Can someone with access to the Mountain Lion beta verify whether or not my sample project shows the same (lack of an) error? If it's a bug that has been fixed after Lion, I won't worry about it. I'm not in the developer program yet, and so don't have access. I'm not sure if answering that question would violate the NDA, but I hope not.

In your Gist code, change the following line in AppDelegate.m (line 61):

[xmlTextFileData writeToURL:savePanel.URL atomically:YES];

to

[xmlTextFileData writeToURL:savePanel.URL atomically:NO];

Your code will then work.

The reason for this is likely the same reason for which it is necessary to have an existing (but empty) file that will contain the document-scoped bookmarks before calling [anURL bookmarkDataWithOptions]: While creating the NSData instance, the ScopedBookmarkAgent adds something (like a tag, probably an extended file attribute) to that file.

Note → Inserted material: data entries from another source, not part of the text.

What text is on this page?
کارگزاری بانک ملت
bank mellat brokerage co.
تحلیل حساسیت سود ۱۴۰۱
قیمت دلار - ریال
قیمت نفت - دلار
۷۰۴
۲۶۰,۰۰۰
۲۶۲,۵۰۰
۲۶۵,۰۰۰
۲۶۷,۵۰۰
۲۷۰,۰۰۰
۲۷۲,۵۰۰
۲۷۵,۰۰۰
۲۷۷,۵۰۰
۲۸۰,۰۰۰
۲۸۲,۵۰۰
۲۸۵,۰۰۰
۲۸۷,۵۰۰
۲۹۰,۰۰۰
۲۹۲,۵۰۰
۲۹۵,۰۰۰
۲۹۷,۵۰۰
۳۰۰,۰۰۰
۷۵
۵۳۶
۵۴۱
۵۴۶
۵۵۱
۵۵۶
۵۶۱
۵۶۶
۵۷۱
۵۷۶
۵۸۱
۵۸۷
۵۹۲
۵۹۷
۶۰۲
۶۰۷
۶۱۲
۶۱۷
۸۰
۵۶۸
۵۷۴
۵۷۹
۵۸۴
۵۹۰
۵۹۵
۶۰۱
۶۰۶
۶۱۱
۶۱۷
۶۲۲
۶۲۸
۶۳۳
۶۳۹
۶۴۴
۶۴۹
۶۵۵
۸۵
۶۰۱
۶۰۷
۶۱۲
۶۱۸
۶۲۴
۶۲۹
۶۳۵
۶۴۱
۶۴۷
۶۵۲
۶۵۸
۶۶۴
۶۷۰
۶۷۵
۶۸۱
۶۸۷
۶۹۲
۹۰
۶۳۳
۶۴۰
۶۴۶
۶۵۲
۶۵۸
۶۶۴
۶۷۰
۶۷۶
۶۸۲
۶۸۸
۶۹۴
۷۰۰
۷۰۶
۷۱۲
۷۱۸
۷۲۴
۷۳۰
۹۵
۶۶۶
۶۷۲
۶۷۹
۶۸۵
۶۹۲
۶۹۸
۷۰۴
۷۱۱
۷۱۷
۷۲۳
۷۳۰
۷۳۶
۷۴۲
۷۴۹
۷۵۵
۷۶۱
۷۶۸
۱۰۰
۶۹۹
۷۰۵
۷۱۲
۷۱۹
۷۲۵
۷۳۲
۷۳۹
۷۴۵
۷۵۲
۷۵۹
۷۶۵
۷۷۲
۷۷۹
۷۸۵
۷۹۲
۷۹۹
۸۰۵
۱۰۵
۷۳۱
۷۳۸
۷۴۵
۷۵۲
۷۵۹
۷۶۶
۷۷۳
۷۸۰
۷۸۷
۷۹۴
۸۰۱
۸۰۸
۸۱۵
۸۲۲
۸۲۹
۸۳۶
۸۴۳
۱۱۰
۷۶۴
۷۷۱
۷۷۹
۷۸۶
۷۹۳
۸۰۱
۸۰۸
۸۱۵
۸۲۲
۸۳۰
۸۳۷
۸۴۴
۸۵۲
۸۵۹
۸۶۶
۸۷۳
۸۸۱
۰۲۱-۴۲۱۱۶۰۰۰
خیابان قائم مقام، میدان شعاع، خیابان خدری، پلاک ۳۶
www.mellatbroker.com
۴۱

If you write data (i.e. the bookmark URLs) to that file atomically, in fact they're written not directly to the file but first to a temporary file that is renamed if the write operation was successful. It seems that the tag that has been added to the (empty, but existing) file that will contain the bookmarks is getting lost during this process of writing to a temporary file and then renaming it (and thereby likely deleting the original, empty file).

By the way: It shouldn't be necessary to create app-scoped bookmarks before passing the respective URLs to the xml file containing the document-scoped bookmarks.

Addition: com.apple.security.files.bookmarks.collection-scope has been renamed to com.apple.security.files.bookmarks.document-scope in 10.7.4.